The number of affected children age 10 and older is increasing, she said. She also pointed out the subsequent spike in numbers after Memorial Day and Fourth of July, and now the fair is coming up and students are returning to Bowling Green State University.
“I cannot in good conscience put any student or teacher in a position that puts their health and their safety at risk,” Carr said.
“COVID affects every age group,” board President Ginny Stewart said, and said if the tables were turned and she was a parent or teacher, “given the current situation … I would not go back to the classroom.”
She echoed Carr’s concern.
“I can’t in good conscience ask our kids or our teachers or our staff or our bus drivers to come back when I wouldn’t do it myself.”
Stewart agreed it will be inconvenient for parents who work and need childcare.
“A little inconvenience is far easier to stomach than hearing one of our students … has contracted what is potentially a deadly or debilitating illness that we could have avoided just by doing this and not taking the easy way out,” she said.
Board member Bill Clifford agreed to starting online, but when moving forward follow the risk levels set up by the state.
If the county remains red, stay online. If the shift is to yellow or orange for at least two weeks, use the hybrid method that was discussed last week, he said.
Board member Norm Geer said the A-B plan may be doable in two months but said the situation more likely will be worse. A plan needs to be in place for a transition from virtual to business as usual and to make a “game-time decision” when needed.
He also agreed with starting online and pointed out the board continues to hold its meetings remotely.
“We’re not together … and I don’t feel comfortable asking someone to do something we’re not doing ourselves,” Geer said.
Hovest wanted to know any staffing cuts if the district starts virtually.
Scruci said there would probably be some bus drivers and custodians
“The fact is very simple. The trend in Wood County is not going in our favor,” Scruci said. “Part of leadership is not making the popular decision, it’s making the right decision.”
The safest option is to stay online until a vaccine or treatment becomes available, he added.
“While we may be criticized today, and criticized for a couple weeks, I think ultimately in the long run we will be applauded,” Scruci said. “All the writing’s on the wall. If we ignore that we should be criticized.”

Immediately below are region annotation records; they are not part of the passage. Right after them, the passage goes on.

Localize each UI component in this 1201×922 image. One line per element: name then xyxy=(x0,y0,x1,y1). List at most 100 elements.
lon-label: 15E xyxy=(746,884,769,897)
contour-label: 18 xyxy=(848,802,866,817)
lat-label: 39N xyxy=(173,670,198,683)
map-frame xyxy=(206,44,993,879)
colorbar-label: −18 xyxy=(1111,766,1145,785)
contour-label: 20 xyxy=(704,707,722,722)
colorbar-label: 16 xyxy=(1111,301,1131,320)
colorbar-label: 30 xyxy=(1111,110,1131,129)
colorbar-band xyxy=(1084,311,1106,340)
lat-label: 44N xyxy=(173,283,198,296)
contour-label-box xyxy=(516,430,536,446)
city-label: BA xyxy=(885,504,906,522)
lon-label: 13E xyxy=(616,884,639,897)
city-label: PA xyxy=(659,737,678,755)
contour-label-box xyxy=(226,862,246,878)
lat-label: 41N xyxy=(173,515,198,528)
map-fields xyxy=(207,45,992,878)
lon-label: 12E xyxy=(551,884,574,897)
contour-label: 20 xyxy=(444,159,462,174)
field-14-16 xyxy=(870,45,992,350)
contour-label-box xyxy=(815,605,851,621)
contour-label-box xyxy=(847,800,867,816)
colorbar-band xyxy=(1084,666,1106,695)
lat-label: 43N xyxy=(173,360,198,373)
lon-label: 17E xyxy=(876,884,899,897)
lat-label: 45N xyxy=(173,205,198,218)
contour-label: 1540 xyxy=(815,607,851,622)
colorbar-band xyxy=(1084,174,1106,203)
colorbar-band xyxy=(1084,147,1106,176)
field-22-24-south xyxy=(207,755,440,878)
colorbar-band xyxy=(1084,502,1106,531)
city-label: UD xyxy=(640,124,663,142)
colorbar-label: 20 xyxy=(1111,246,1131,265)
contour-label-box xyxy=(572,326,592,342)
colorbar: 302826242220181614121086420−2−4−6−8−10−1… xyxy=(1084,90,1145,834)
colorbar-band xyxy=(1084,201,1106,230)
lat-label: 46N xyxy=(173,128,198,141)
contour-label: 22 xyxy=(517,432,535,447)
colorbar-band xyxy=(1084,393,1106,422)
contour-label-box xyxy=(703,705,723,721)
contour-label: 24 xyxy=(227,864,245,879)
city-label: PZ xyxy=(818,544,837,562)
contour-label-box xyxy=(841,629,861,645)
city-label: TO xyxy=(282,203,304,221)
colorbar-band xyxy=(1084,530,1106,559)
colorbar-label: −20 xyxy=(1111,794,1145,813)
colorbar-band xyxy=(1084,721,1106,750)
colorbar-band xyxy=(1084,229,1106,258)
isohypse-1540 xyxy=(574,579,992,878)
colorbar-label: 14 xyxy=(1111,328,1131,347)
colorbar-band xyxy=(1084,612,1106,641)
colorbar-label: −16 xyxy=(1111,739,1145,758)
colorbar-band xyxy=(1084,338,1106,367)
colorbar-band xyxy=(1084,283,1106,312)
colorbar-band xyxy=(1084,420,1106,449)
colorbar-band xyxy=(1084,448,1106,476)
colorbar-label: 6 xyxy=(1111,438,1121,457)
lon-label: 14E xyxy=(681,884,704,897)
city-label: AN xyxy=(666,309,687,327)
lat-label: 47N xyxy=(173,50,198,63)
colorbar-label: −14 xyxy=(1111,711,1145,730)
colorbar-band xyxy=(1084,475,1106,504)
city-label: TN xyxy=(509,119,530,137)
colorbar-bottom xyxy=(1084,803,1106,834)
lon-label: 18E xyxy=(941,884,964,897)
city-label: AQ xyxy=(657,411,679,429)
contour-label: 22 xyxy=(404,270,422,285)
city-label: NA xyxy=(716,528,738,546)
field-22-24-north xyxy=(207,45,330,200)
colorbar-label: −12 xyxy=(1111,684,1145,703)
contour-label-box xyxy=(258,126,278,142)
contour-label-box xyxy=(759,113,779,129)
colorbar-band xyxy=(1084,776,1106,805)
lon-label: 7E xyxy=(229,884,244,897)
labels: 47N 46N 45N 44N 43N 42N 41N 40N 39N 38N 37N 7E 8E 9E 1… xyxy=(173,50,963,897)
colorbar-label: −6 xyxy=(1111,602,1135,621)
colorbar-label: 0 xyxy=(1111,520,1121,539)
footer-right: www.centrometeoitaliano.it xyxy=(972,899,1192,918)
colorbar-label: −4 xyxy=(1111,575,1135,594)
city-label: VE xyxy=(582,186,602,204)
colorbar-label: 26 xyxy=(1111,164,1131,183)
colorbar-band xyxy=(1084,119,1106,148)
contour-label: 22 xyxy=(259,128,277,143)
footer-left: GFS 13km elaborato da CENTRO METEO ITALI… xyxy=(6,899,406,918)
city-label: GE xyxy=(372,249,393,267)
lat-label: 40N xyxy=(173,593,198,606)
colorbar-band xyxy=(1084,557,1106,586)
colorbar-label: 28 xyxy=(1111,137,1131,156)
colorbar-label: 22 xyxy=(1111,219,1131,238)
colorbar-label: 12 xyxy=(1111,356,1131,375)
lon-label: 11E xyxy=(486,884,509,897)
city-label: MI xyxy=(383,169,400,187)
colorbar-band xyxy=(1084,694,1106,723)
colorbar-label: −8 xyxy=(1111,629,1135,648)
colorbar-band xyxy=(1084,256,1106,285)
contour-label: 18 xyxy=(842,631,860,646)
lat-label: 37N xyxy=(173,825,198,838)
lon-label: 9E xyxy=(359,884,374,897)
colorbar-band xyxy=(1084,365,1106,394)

With the Sept. 8 start date, that gives teachers time to train and be prepared to implement online lessons.
The level of coronavirus will be reevaluated in six to eight weeks, which will dovetail into the second nine-week period.
“If we give the kids hope that they’re coming back, it will make it easier for them to handle this time out,” Scruci said.
As for parent concerns about whether their child will get a better online education than they got in the spring, “the answer is yes. We’re going to be better prepared to do what we need to do to educate our students,” Scruci said.
Teachers will be allowed into their classroom and use available materials when developing online lessons, said Angie Schaal, executive director of teaching and learning.
“We are not triaging” like in the spring, she said. “We have a plan to facilitate online learning.”
Classes will be online at a specific time each day but not seven days a week. They will be recorded.
“Teachers take a great deal of pride in providing a quality education and they felt robbed of that opportunity in the spring,” Scruci said.
This will allow them to use their creativity and rebound from what they were forced after school was abruptly closed, he said.
The financial impact from going online will come from savings on utilities and bus fuel, and not having to supply masks for the first semester. The savings was estimated at $500,000.
Offsetting that would be the need to buy masks face, face shields plus the plexiglass desk partitions, hand sanitizers and disinfectants once classes resume.